Но действительно ли ее удачи — знак краха ценностей, которые для Уэлти всегда были самыми важными? По всему характеру мироощущения Уэлти такой вывод невозможен. И в романе появляется своего рода народный фон — старая служанка, соседи, школьная учительница, люди, в которых не затухла способность сострадания и не замутнилось природное понимание нравственной правды, которое всегда отличает лучших персонажей Уэлти.

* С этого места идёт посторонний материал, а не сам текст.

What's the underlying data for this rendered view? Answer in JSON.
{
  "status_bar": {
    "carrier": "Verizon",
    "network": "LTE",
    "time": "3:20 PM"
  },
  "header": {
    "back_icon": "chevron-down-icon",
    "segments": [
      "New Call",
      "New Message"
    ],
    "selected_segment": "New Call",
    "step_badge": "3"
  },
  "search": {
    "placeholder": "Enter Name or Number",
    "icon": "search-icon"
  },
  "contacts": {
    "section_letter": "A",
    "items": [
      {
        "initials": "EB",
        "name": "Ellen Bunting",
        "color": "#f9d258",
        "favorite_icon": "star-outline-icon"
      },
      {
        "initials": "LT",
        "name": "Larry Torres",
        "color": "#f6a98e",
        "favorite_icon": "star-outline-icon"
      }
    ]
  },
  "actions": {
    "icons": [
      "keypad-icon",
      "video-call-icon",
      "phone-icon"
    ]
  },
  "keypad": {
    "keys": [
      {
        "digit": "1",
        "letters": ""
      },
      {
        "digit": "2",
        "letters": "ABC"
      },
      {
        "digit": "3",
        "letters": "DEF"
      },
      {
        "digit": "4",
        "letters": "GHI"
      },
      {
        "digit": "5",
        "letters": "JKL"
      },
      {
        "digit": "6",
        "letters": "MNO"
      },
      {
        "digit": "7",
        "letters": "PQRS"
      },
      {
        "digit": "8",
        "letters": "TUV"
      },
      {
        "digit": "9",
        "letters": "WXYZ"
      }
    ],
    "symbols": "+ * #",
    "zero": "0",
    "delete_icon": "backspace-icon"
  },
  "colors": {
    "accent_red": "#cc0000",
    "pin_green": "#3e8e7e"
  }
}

А кроме того, вводится еще один символ, первостепенно важный по замыслу автора. Стриж, едва не сгоревший в трубе камина, все-таки будет изловлен, выпущен на свободу и, перепачканный сажей, полуживой, сумеет взлететь, обманув ожидания кошки. Струйка ветра, поднявшаяся, когда он, одолев ужас, взмоет вверх, коснется лица Лоурел. Это еще далеко не исцеление героини от ужаса смерти и от шока вынужденных препирательств с Фэй. Полного исцеления, конечно, не будет, и останется преследующее ее чувство вины за то, что она все еще здесь, на земле, когда ушли все любимые, — то самое чувство, о котором часто напоминают книги Юдоры Уэлти.
Они печальны, эти книги, но их печаль светла. Ведь они написаны действительно оптимистом.